Cert: 15 Runtime: 98 mins Director: Eliza Hittman Cast: Harris Dickinson, Madeline Winestein, Kate Hodge and Neal Huff
One of the most discussed hidden gems of LFF this year was Eliza Hittman’s Beach Rats. From it’s glittering debut at Sundance this year Hittman’s Beach Rats has received wide acclaim and a stellar performance from Harris Dickinson. Beach Rats synopsis did have a Moonlight feel to it, but Hittman does delve into youth and sexuality. So what is Beach Rats about you ask? An aimless teenager on the outer edges of Brooklyn is having a miserable summer. With his father on his deathbed and his mother wanting him to find a girlfriend, Frankie (Harris Dickinson) escapes the bleakness of his life by causing trouble with his delinquent friends and flirting with older men online. When his chatting and webcamming intensifies, he finally starts hooking up with guys at a nearby cruising beach while simultaneously entering into a cautious relationship with a young woman.
Eliza Hittman you have my interest! Beach Rats is a real hidden gem in this great cinematic year. Beach Rats is so subtle, delicate and tranquil. Hittman portrays the confusion and curiosity and social pressure facing in haunting in and minimalistic sense. Using a simple but effective score to create its well-crafted tone. Moving at a leisurely pace, the plot is quite simple to follow–although the story-line does occasionally take turns that the viewer may not expect. The film’s cinematography, which aims for simple but powerfully realistic shots makes Beach Rats even more captivating. The close up shots on faces, hands, lips and eyes elevates the spectatorship of Beach Rats. Eliza Hittman gives a lot of clues to you while watching, she doesn’t spoon feed the audience. The slow burn of Beach Rat’s works well for the film.

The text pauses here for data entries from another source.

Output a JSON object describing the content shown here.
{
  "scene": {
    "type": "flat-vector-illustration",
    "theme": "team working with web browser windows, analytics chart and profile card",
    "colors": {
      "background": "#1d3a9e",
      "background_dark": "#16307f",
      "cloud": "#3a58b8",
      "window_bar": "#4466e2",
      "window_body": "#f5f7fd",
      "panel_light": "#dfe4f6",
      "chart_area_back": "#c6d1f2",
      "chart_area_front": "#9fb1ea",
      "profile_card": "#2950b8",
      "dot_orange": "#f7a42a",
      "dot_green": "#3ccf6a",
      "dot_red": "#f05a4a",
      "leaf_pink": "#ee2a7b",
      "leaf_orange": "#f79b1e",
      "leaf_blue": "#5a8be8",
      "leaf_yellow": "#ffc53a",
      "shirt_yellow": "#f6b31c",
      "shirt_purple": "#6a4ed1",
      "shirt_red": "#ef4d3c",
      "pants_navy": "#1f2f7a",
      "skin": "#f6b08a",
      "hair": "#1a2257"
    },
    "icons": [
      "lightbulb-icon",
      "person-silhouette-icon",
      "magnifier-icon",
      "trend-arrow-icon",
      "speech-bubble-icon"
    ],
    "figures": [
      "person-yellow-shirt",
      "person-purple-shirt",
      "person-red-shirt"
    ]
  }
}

The tension and self discovery of the piece really fleshes out due to the slow burn. The raw nature of the tone adds to the gritty believability of the narrative, which is an impressive feat to pull off. As a result, the story is generally quite compelling even though it may seem somewhat repetitive to viewers. Harris Dickinson delivers one of the best performances of the year, for a Brit he can play American very well. His facial expressions, tone of voice and body language are so different to what he is actually doing on screen. Truly an astounding performance. Beach Rats is depiction of Generation z, and the lengths they take to discover their true selves and that difficult journey to accept who they really are. Please watch this movie!